My mother told me that my grandparents had told her that when they took my aunt Jackie to the school, there was a janitor there—support staff at the schools were usually Black—and he told my grandparents that if anyone harmed my aunt Jackie, she wouldn’t be the only one getting hurt because he carried a knife with him. The cafeteria workers would give Jackie extra treats because she always had to be the last one coming through the line, and they were trying to look out for her, trying to brighten her day in some little way. Those real anecdotes are some of the elements that I included in the novel.

Atmos

How did your family respond to the novel?

Mary

My family has been very supportive and proud. Even in the research process, I was able to bring back so much family history that even my mother and aunt didn’t know (because they were children at the time) and that was able to give them some closure.
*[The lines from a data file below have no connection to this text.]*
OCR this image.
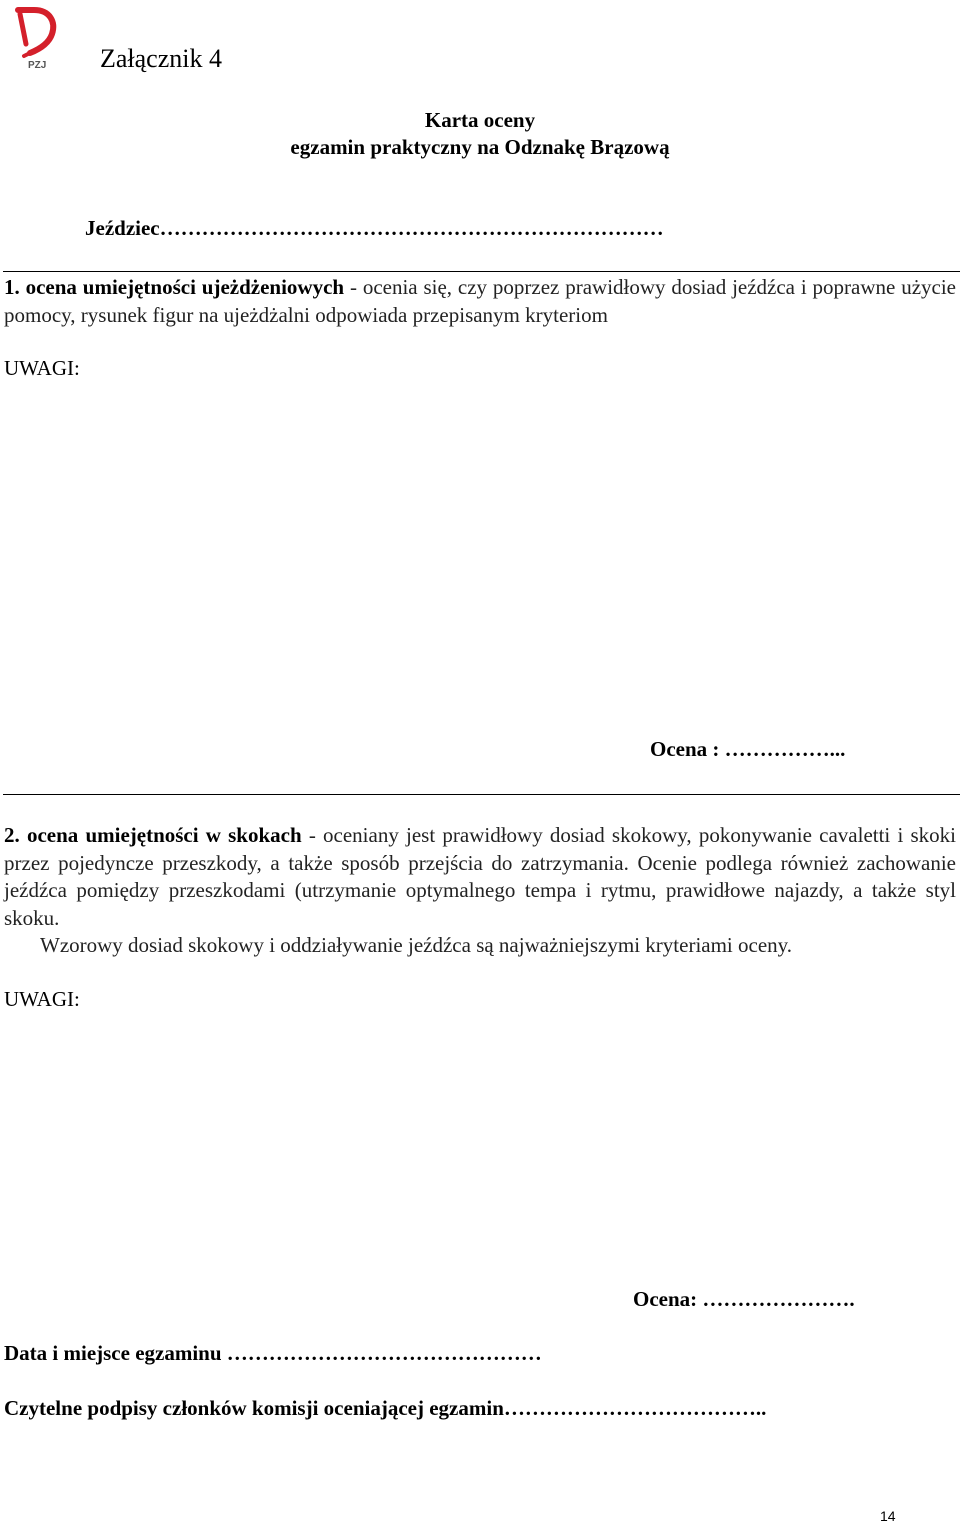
PZJ Załącznik 4
Karta oceny
egzamin praktyczny na Odznakę Brązową
Jeździec………………………………………………………………
1. ocena umiejętności ujeżdżeniowych - ocenia się, czy poprzez prawidłowy dosiad jeźdźca i poprawne użycie pomocy, rysunek figur na ujeżdżalni odpowiada przepisanym kryteriom
UWAGI:
Ocena : ……………...
2. ocena umiejętności w skokach - oceniany jest prawidłowy dosiad skokowy, pokonywanie cavaletti i skoki przez pojedyncze przeszkody, a także sposób przejścia do zatrzymania. Ocenie podlega również zachowanie jeźdźca pomiędzy przeszkodami (utrzymanie optymalnego tempa i rytmu, prawidłowe najazdy, a także styl skoku.
Wzorowy dosiad skokowy i oddziaływanie jeźdźca są najważniejszymi kryteriami oceny.
UWAGI:
Ocena: ………………….
Data i miejsce egzaminu ………………………………………
Czytelne podpisy członków komisji oceniającej egzamin………………………………..
14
They’ve also been thrilled to see the pieces of family lore woven into the story, and to see how the wild imagination and love of literature that I’ve had since I was little has developed as I’ve gotten older. They take it as an homage.

Atmos

How did you approach your family’s trauma and the general theme of trauma in this novel?

Mary

I want to be clear: this isn’t a book about trauma on its own. This is a book about healing. The thing I hope people are able to take away from this book is that even when the world is burning, when the world is falling apart, it is still possible to heal. Broken people don’t fix things, and neither do fragmented people. If we want a “livable future” and a healthy planet, I think we also need to look at the things about ourselves that we can heal in the process.

The book is also about the toll it takes to take the world onto your shoulder generation after generation, but that even in the process of doing that, it is still possible to heal. So as much as the novel is about intergenerational trauma, it’s also about intergenerational healing.